What is it with Australia’s law enforcement authorities? Their uncontrollable appetite for encrypted data – primarily the data of private users – is so voracious it has become a parody of itself. There seems to be little that will restrain such politicians as Cybersecurity minister Angus Taylor, who insists that the technology giants cough up data with ease and cooperative generosity.
“We need legislation in place,” claims Taylor in justification, “whereby companies can work with government to ensure that we can get access to the data we need to prosecute and investigate serious crimes.” And there you have it: the cooperative model between government and technology providers that surrenders individual privacy at a moment’s notice, the civic duty to do what’s good for the country, however unnecessarily intrusive.
The Australian government’s attitudes to the private data of citizens tends to be schizophrenic. They acknowledge the value of encrypted services, but do not like them. As the Department of Home Affairs explains, “Encryption and other forms of electronic protection are vital security measures that protect private, commercial and Government data and make communications and devices of all people more secure.”

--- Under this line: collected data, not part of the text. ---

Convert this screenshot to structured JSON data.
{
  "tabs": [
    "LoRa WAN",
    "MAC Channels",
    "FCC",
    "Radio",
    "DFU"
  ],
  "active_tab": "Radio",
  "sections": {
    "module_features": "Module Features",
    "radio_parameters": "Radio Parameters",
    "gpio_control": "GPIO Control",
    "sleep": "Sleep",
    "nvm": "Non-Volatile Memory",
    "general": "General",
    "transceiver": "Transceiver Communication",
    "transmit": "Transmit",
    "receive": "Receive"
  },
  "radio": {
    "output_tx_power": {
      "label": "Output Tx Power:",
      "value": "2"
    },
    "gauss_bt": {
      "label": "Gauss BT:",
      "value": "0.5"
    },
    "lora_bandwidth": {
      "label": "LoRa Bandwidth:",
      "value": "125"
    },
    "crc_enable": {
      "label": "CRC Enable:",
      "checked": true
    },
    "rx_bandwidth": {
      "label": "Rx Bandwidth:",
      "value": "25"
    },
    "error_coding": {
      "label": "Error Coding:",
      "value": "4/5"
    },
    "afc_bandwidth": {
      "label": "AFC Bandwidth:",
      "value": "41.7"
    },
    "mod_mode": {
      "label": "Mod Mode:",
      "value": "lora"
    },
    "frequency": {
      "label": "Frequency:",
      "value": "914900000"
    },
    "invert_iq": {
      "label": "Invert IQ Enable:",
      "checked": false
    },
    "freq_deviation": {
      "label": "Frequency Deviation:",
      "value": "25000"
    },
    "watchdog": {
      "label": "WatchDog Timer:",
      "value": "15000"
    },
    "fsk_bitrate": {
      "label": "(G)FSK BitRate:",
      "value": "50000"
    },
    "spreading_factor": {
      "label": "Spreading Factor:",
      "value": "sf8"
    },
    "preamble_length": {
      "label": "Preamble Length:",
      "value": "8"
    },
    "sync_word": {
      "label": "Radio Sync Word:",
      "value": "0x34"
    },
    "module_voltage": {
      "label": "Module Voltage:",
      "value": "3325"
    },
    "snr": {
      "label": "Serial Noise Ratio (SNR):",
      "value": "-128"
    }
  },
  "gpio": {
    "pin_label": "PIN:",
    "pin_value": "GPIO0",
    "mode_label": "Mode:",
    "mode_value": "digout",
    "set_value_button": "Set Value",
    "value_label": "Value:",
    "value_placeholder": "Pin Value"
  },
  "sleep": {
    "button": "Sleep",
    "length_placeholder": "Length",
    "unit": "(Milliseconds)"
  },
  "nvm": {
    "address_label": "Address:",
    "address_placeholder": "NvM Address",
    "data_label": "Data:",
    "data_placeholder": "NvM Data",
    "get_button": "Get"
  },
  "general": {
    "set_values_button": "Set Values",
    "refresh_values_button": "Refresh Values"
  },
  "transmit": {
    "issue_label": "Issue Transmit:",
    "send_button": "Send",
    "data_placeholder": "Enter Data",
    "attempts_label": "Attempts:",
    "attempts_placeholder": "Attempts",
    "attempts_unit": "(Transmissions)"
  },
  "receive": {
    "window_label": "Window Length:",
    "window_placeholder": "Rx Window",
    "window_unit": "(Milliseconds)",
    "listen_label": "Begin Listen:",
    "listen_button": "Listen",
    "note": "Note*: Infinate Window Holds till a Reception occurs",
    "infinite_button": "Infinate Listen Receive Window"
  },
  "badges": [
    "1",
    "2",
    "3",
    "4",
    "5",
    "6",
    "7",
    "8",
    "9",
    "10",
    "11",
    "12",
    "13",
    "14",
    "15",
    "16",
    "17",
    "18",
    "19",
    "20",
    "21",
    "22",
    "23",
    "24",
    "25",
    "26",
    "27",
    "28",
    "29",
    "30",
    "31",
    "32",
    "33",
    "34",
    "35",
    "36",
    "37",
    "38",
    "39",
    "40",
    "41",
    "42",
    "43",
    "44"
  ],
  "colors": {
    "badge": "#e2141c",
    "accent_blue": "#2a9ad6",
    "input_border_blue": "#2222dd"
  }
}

Then comes the grim qualifier, setting the ground for exceptions. “However, these security measures are also being employed by terrorists, child sex offenders and criminal organisations to mask illegal conduct.” Encryption becomes the barring and stalling enemy of the state; confidentiality becomes the frustrating measure hindering “lawful access of communications by Australia’s law enforcement and national security agencies.”
The usual straw men arguments are trotted out: as the domestic spy agency has to deal with encrypted communications (stunningly relevant, is ASIO) in nine out of ten cases, lives would be made easier if they could simply have access to data in what it terms “priority cases”. The same reasoning is used by the federal police. In both instances, proportion would simply vanish; agencies would be effectively discouraged from labouring for plausible reward.
The result of such doomsdaying apologias is the Telecommunications and Other Legislation Amendment (Assistance and Access) Bill 2018, a draft document with such innocuous labelling you would assume its authors were dull but friendly. It replicates, in form and poor spirit, the United Kingdom’s Investigatory Powers Act, another seedy bit of state overstretch filled with mandatory decrypting obligations.
A spirit of workable solidarity, even collusion, comes through the wording: Australia’s intelligence agencies “may give a technical assistance request to a designated communications provider” in the name of enforcing criminal laws, protecting public revenue and safeguarding national security. The term “voluntary basis” is used to cover that assistance, but the drafters are clear to ensure that the intelligence community chiefs may require compliance via what is termed a “technicality capability notice”.
The Director-General of Security or the chief officer of the relevant interception agency is also given vast scope to compel the provider to engage in a range of unspecified acts or things. To have such powers of compulsion would be tantamount to permitting the security services to break down the door in the front, let alone any back door preference.
In an unconvincing move designed to allay suspicions, the Home Affairs department’s explanatory note suggests that either forms of “assistance” sought – the technical assistance notice or technical capability notice – are not meant as directions to telecommunications providers “to implement or build a systemic weakness, or a systematic vulnerability, into a form of electronic protection.” No “backdoors” to products and services are required. This point is a moot one, given that technology providers could still be required to reveal a good deal about the technical characteristics of their product, thereby giving agencies a more than helping hand.
The proposed laws are the product of a sneering attitude, and do everything to encourage the actions of the over-zealous in the policing communities. Police, it is proposed, should receive commanding powers to force a person being searched to unlock a mobile phone with fingerprint or password. Predictably, “reasonable” suspicions must be held that the phone has details of a crime on it. (The reasonable person is ever the alibi of aggressive law enforcement.) In what can only be deemed a sledgehammer approach, the person in defiance of such a command might face five years in choky.
This is not to say that the technology giants are to be praised. The cyber-intelligence complex sprawls and burgeons with menace, and the muddied relationship between Silicon Valley and the intelligence community was well exposed by Edward Snowden in 2013. Allied to the fact that Australia’s police forces already have extensive powers to covertly target devices at endpoints where information remains unencrypted, such a bill comes across as smugly disproportionate and verging on the paranoid. To give governments ease of access in the manner suggested by the Australian example would be to ignore various tenets of liberty: keep government and the state nail bitingly worried; encourage citizens to be contrarian; and make prying authorities work when breaching the liberties of others.